Everybody has at least one thing in their life that just feels right to them, something that they are so passionate about that they know that’s what they were put on the Earth for. For me, this is literature. When I was young, all I did was read. Whenever I got home from school, I had a special spot in my living room where I would curl up in one of our big brown leather chairs and read until my mom forced me to put the book down and do my homework, or eat, or take a shower. I read and reread books again and again and whenever I had been especially good at home, my mom would treat me with a trip to (no, not Chuck E. Cheese) Borders. All throughout elementary and middle school, I read books like Little House on the Prairie, The Lightning Thief, and Harry Potter and every day I couldn’t wait to get to my English class to learn about books like The Giver and The Outsiders. When it came time for me to go to high school, I knew that I wanted to take Honors English. This turned out to be the best decision I could have made, as it was my first exposure to the classic literary canon. In addition, it brought me to my favorite book: To Kill a Mockingbird by Harper Lee.
When I received my summer reading assignment for Honors English 9, I was super excited to begin. Among the four books I had to read that summer (To Kill a Mockingbird, Sense and Sensibility, The Count of Monte Cristo, and The Old Man and The Sea), I decided to start with To Kill a Mockingbird because my grandma had a copy, which would save me a trip to my local public library. Upon reading the first few pages, though, I grew increasingly disappointed. I didn’t want to read about the Finch family history, which takes up one entire chapter by itself. I began to think to myself, “Oh god, this is gonna be a boring old book, isn’t it? I wonder how people like this so much?” It was tedious and I was uninterested. Interesting how such a bad start to a book can turn around so quickly, though.
A few weeks later and I couldn’t put the book down.

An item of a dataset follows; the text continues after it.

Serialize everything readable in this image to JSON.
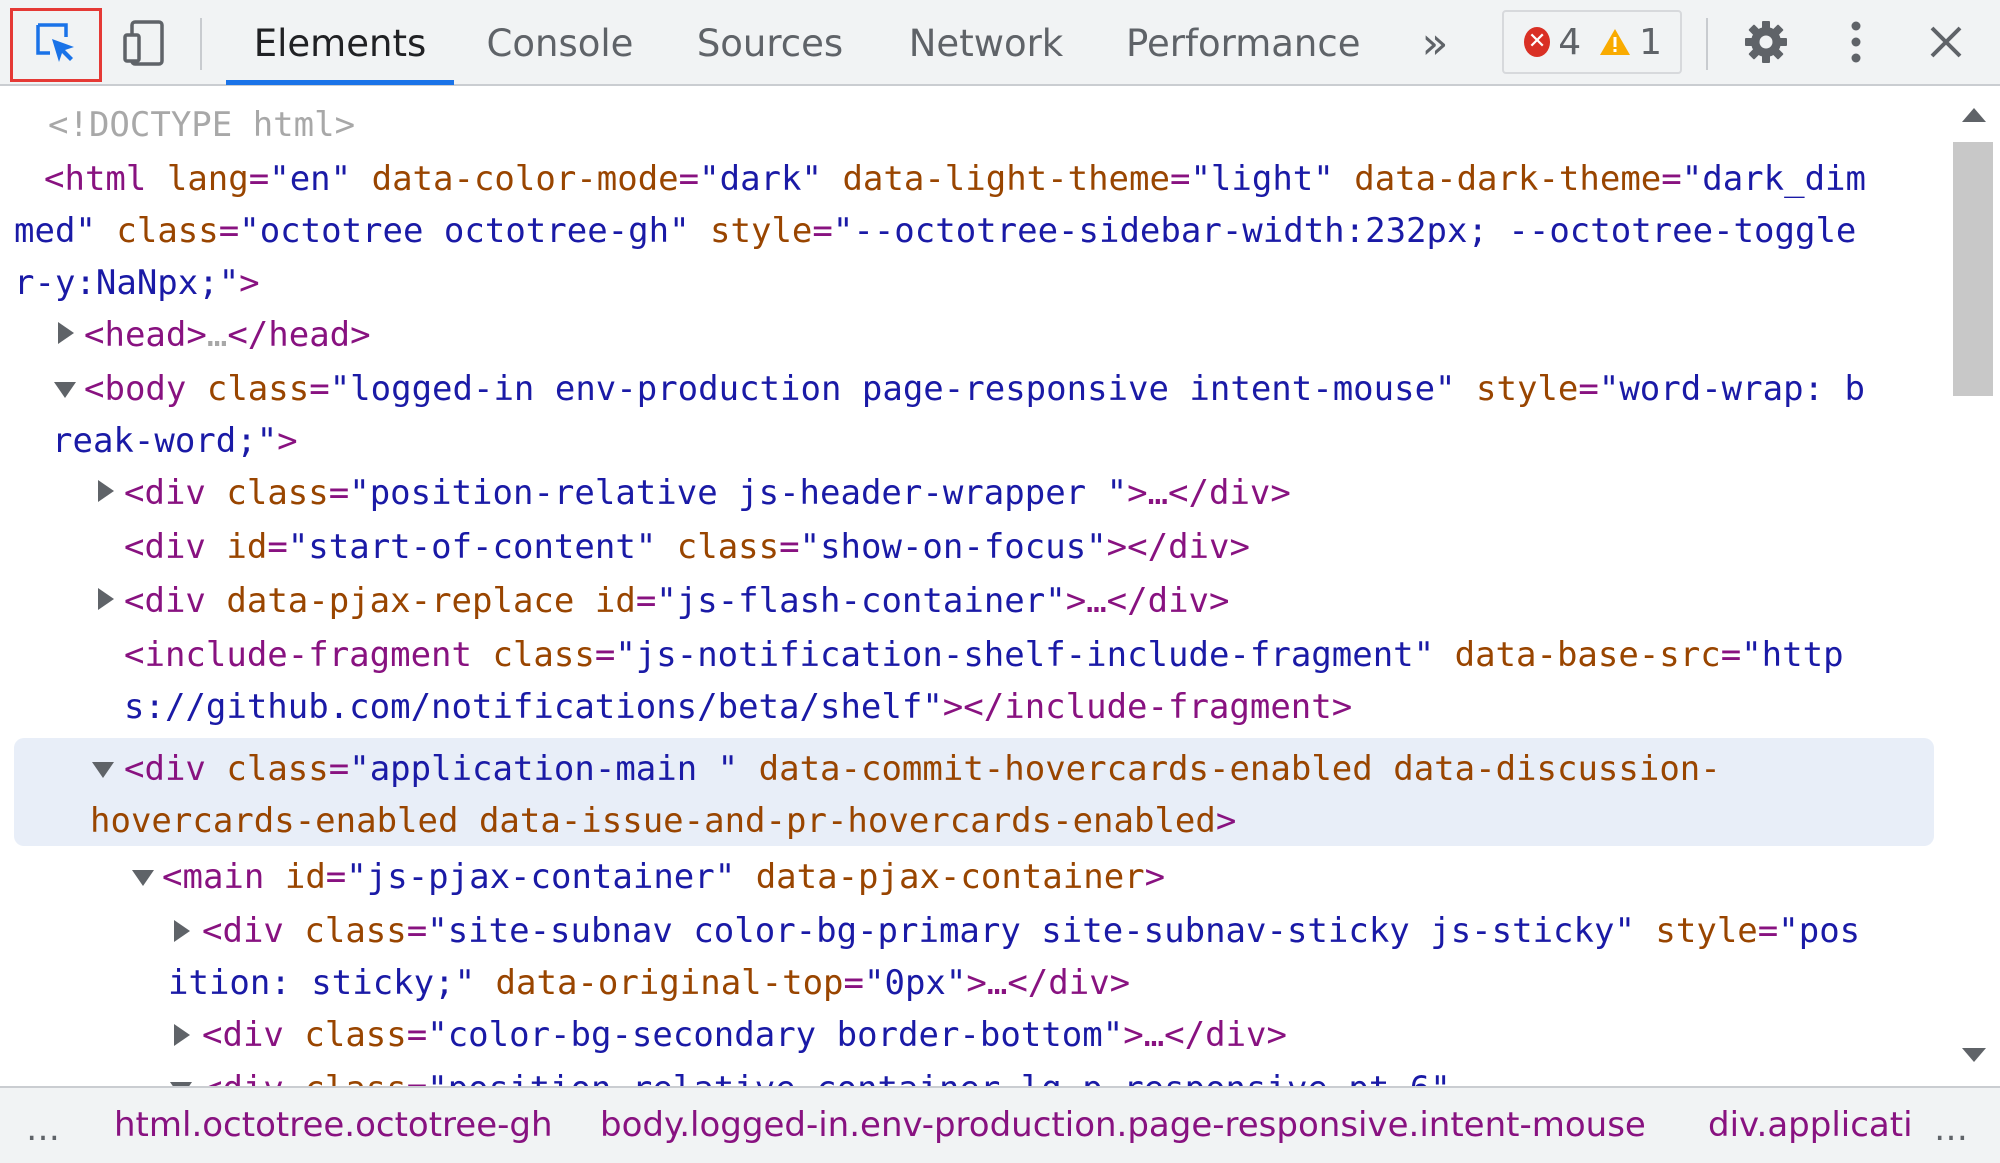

I was actually sad when I finished it; it was the first piece of highly regarded classical literature that I had read and I ended up loving it. The thing that I specifically loved the most about this book was its characters: how they’re characterized, their relationships with each other, and the overall depth of each one. They are all unique in their own way. Specifically, I loved the dynamic that the protagonist, Scout Finch, and her older brother, Jem, have. I’ve always wanted an older brother so I found their relationship to be extremely intriguing; it was almost as if I was Scout and Jem was my older brother.
I’m the type of person who falls in love with different literary characters as I learn more about them. Reading To Kill a Mockingbird was an especially enjoyable experience for me because it allowed me to do this with Scout and Jem. At the beginning of the novel, they are young children who go on adventures with their neighbor and friend, Dill, trying to get the neighborhood creep, Boo Radley, out of his house (as he hasn’t been seen in quite a while). Reading this allowed me to think on my own childhood adventures, allowing me to compare myself with them and instantly like them. This fun and playful beginning also establishes their innocence, which, by the end of novel, is taken away from them through the experience of their father, Atticus, defending an African-American man named Tom Robinson (which was totally against the norm in their southern, racist town). This transition—one where Scout and Jem both grow up and exhibit strength of character, despite only being children—is what allowed me to appreciate Lee’s writing abilities and the story itself so much.
When I reached the ending of the book, I knew that it was my absolute favorite part. The trial of Tom Robinson and the search for Boo Radley was interesting, but god, I just love the ending. I don’t want to spoil it, but this is where Scout and Jem’s relationship shines through the most, in my opinion. They stick together and are protective of one another even when some really creepy stuff starts to happen after a Halloween party at their school. In the end, both characters have acted very bravely in spite of living in a place where racism is rampant and where Atticus is ostracized because of his differing views on this matter. Scout and Jem’s indifference to the color of people’s skin make them better people than any adult in this novel; funny how Lee wrote them as only being children, right?
I must say, Harper Lee really knew what she was doing as she characterized both Jem and Scout in To Kill a Mockingbird. As soon as I finished the novel, it just felt right to me. Though I initially judged the book, it ended up being my absolute favorite because of the relationship dynamics that Lee utilized throughout its entirety. Because of this novel, I know that literature is my passion and that I am meant to study and help improve similar works. Just goes to show that you can’t judge a book by its cover.